Comrade Dorothy addressed the assembled guests in a speech that analysed the exploitation and oppression experienced by women today. This oppression arises from capitalist property and social relations, and the ultimate solution can only be found in winning a socialist society. The insidious effects of the bourgeois agenda were exposed in how women’s issues are discussed in the “mainstream” media, where “Public debates concerning women’s rights and needs assume we have reached an ideal society where questions of rights and needs are not effected by class interests.”
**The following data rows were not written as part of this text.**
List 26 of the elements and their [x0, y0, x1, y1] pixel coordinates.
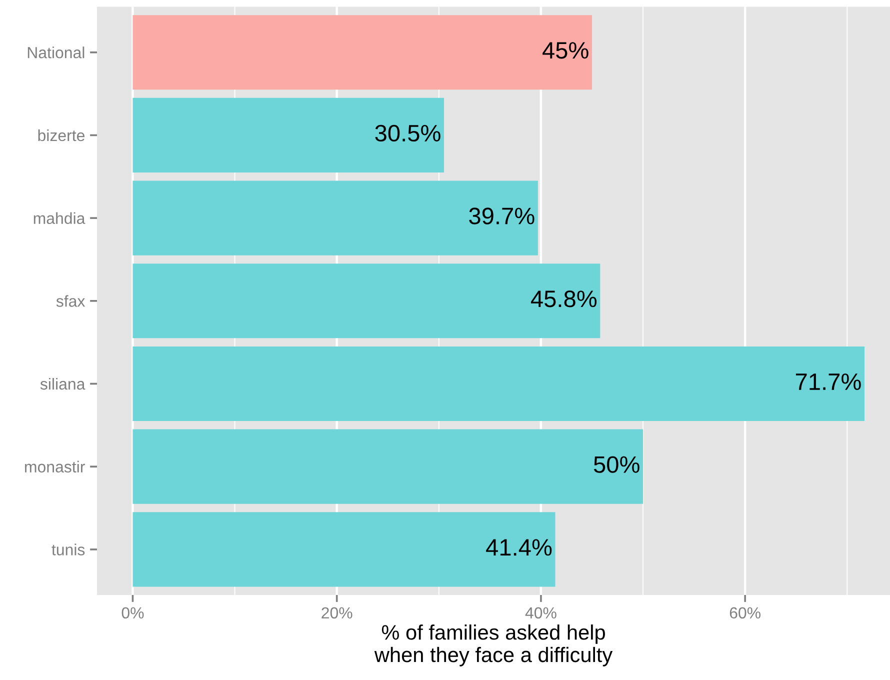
x-tick-label: 60%: [730, 607, 760, 619]
data-label: 71.7%: [796, 373, 861, 390]
data-label: 45%: [542, 42, 588, 59]
y-tick-label: mahdia: [34, 212, 86, 224]
bar: [132, 264, 600, 338]
x-tick-label: 20%: [322, 607, 352, 619]
x-axis-title: % of families asked help when they face a difficulty: [374, 624, 613, 666]
y-tick-label: bizerte: [38, 129, 84, 142]
y-tick-label: siliana: [40, 378, 86, 390]
y-tick-label: National: [28, 46, 84, 58]
bar: [132, 346, 864, 422]
data-label: 30.5%: [375, 124, 440, 142]
bar: [132, 15, 592, 90]
data-label: 45.8%: [530, 290, 597, 308]
bar: [132, 512, 556, 587]
y-tick-label: monastir: [25, 460, 85, 473]
x-tick-label: 40%: [525, 607, 556, 619]
data-label: 50%: [594, 456, 640, 473]
bar: [132, 180, 538, 256]
data-label: 39.7%: [469, 208, 534, 224]
x-tick-label: 0%: [122, 607, 144, 619]
bar: [132, 429, 644, 504]
bar: [132, 98, 444, 172]
y-tick-label: tunis: [52, 544, 85, 556]
y-tick-label: sfax: [56, 295, 86, 307]
data-label: 41.4%: [486, 539, 552, 556]
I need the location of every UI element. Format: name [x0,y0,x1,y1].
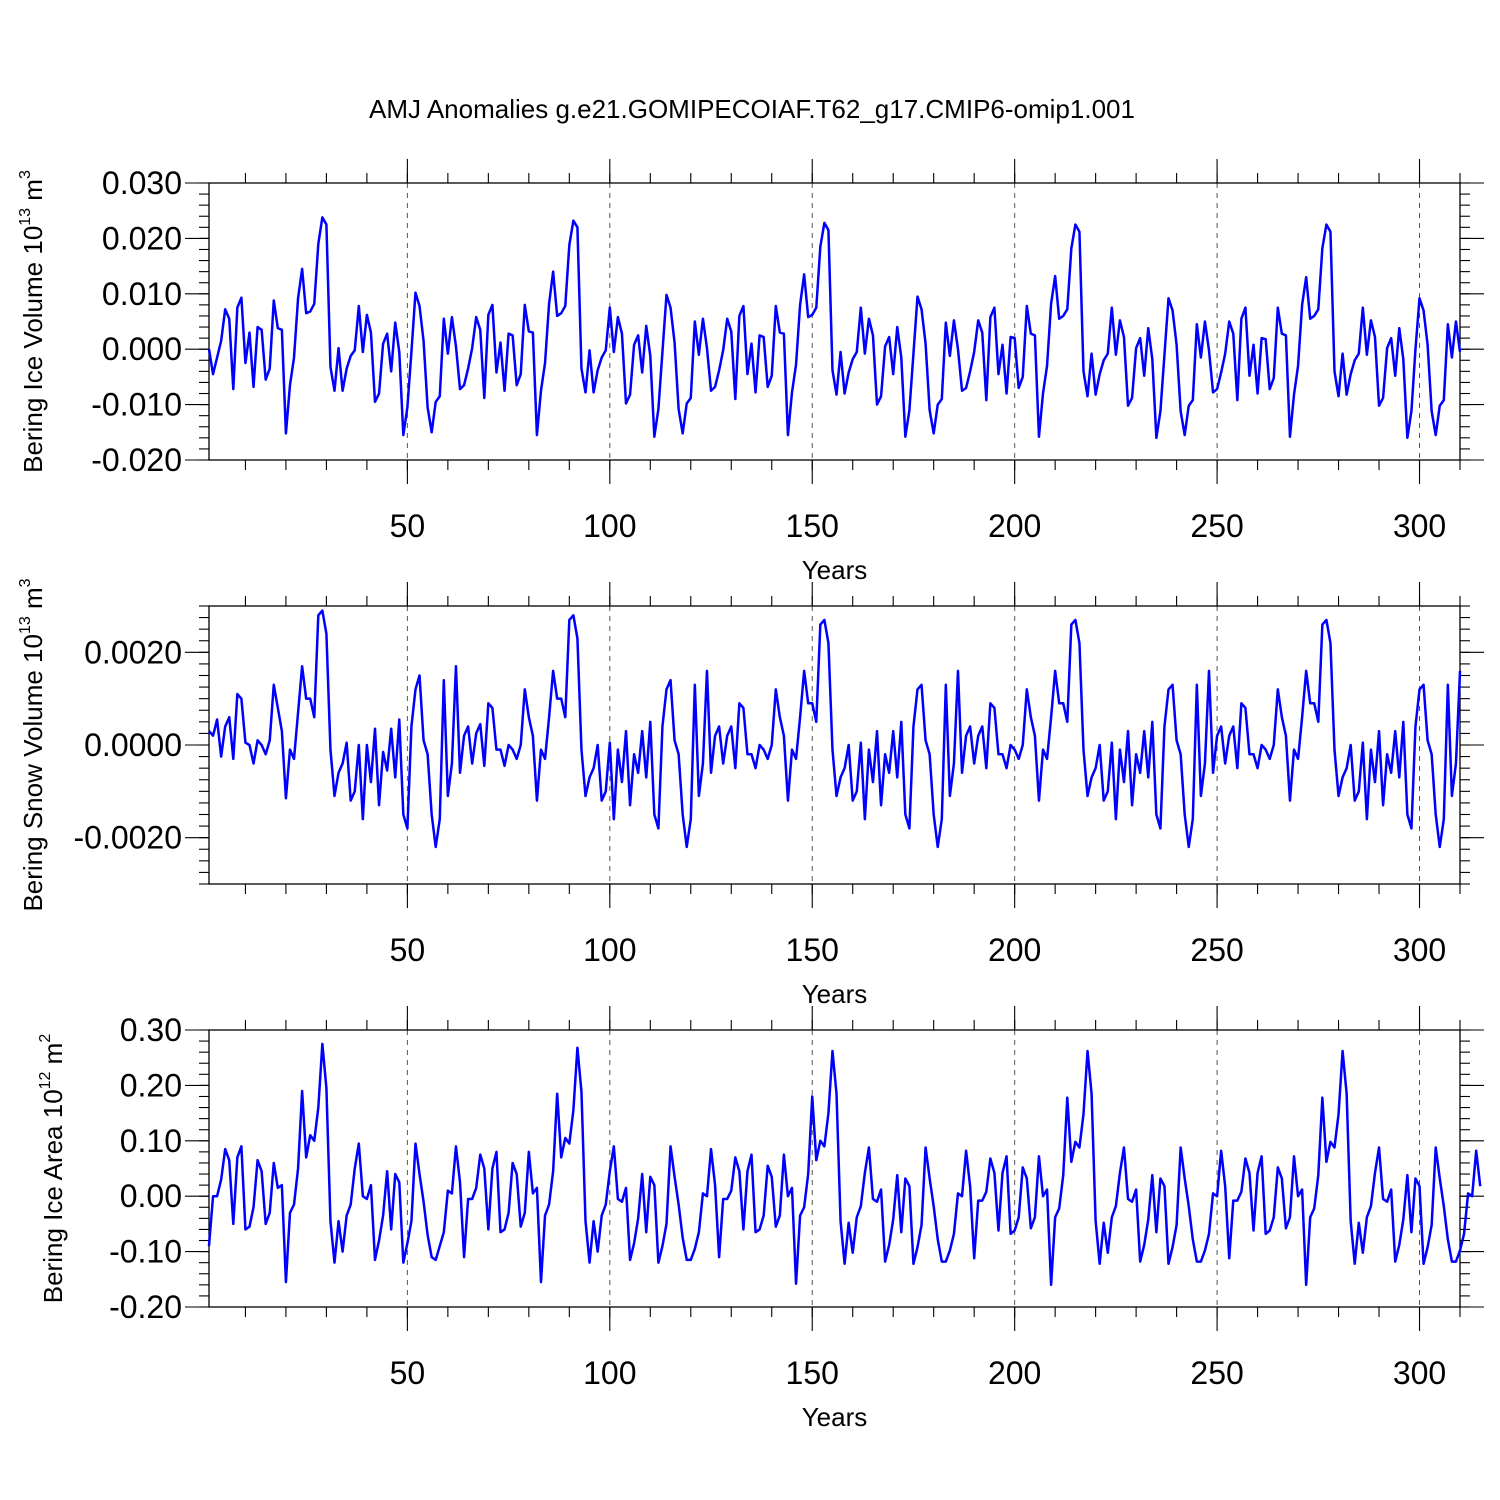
panel-2: -0.0020 0.0000 0.0020 50 100 150 200 250 300 Year… [17,578,1484,1009]
y-tick-label: -0.20 [109,1289,182,1325]
x-tick-label: 300 [1393,932,1446,968]
series-line-1 [207,216,1462,440]
y-axis-label-exponent: 12 [37,1071,54,1089]
y-tick-label: -0.10 [109,1234,182,1270]
y-tick-label: 0.0020 [84,634,182,670]
x-tick-label: 150 [786,508,839,544]
x-axis-label: Years [802,555,868,585]
figure-title: AMJ Anomalies g.e21.GOMIPECOIAF.T62_g17.… [369,94,1135,124]
y-tick-label: -0.010 [91,387,182,423]
panels: -0.020 -0.010 0.000 0.010 0.020 0.030 50 100 150… [17,159,1484,1432]
x-tick-label: 150 [786,932,839,968]
y-tick-label: 0.030 [102,165,182,201]
y-tick-label: 0.0000 [84,727,182,763]
plot-frame [208,1029,1461,1308]
y-axis-label-unit-exponent: 2 [37,1034,54,1043]
x-tick-label: 100 [583,932,636,968]
y-tick-label: 0.10 [120,1123,182,1159]
y-axis-label-unit: m [18,587,48,616]
x-tick-label: 300 [1393,508,1446,544]
x-axis-label: Years [802,979,868,1009]
x-tick-label: 250 [1190,932,1243,968]
y-tick-label: -0.020 [91,442,182,478]
plot-frame [208,182,1461,461]
x-tick-label: 250 [1190,1355,1243,1391]
y-axis-label-exponent: 13 [17,208,34,226]
x-tick-label: 300 [1393,1355,1446,1391]
y-tick-label: 0.000 [102,331,182,367]
x-axis-label: Years [802,1402,868,1432]
x-tick-label: 200 [988,508,1041,544]
x-tick-label: 100 [583,1355,636,1391]
y-axis-label: Bering Snow Volume 1013 m3 [17,578,48,911]
y-tick-label: -0.0020 [73,820,182,856]
x-tick-label: 50 [390,932,426,968]
x-tick-label: 50 [390,1355,426,1391]
y-tick-label: 0.20 [120,1067,182,1103]
y-axis-label-text: Bering Snow Volume 10 [18,634,48,912]
x-tick-label: 150 [786,1355,839,1391]
y-axis-label-text: Bering Ice Area 10 [38,1089,68,1303]
y-axis-label-unit-exponent: 3 [17,578,34,587]
y-tick-label: 0.00 [120,1178,182,1214]
y-axis-label: Bering Ice Area 1012 m2 [37,1034,68,1304]
series-line-1 [207,1042,1482,1287]
y-axis-label-unit-exponent: 3 [17,170,34,179]
y-axis-label: Bering Ice Volume 1013 m3 [17,170,48,473]
x-tick-label: 100 [583,508,636,544]
x-tick-label: 50 [390,508,426,544]
y-tick-label: 0.30 [120,1012,182,1048]
x-tick-label: 200 [988,1355,1041,1391]
x-tick-label: 200 [988,932,1041,968]
y-axis-label-unit: m [38,1043,68,1072]
y-axis-label-text: Bering Ice Volume 10 [18,226,48,473]
panel-3: -0.20 -0.10 0.00 0.10 0.20 0.30 50 100 150 200 250… [37,1006,1484,1432]
y-axis-label-unit: m [18,179,48,208]
panel-1: -0.020 -0.010 0.000 0.010 0.020 0.030 50 100 150… [17,159,1484,585]
x-tick-label: 250 [1190,508,1243,544]
series-line-1 [208,609,1462,849]
y-axis-label-exponent: 13 [17,616,34,634]
y-tick-label: 0.010 [102,276,182,312]
y-tick-label: 0.020 [102,220,182,256]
However, women’s issues are truly the issues of the working class. In Australia today the overwhelming majority of women are not preoccupied with getting a place on the board of BHP or Fairfax media, they are much more likely to be hoping that their casual or insecure work will still be there next week, next month or next year. Representation on corporate boards can hardly truly matter when women that win these tokens of gender parity “have been co-opted to serve the class interests of big capital”. These capitalist interests invariably deny women their basic needs, continually degrade advances previously made and siphon profits out of education and healthcare services which has ruinous consequences on the lives and families of working people. This trend is exemplified with the widening social and gender inequality intensified by the COVID-19 pandemic. “Free childcare, quality free education from pre-school to university and a health system that does not ask if you are privately insured before it decides how to help you”, housing, job security and equal pay for equal work are measures that would have a far greater liberatory impact on the lives of women then token measures of elite representation.

Following this speech, Comrade Sylvia sung Bread and Roses and a song written by CPA members in the New Theatre in the 1950s that agitated for equal pay. International Working Women’s Day is a day that calls all working-class militants to strengthen the struggle for gender equality. There is no choice for women who want equality and a better future for themselves and their families. The only choice that will realise equality and the satisfaction of women’s needs is socialism.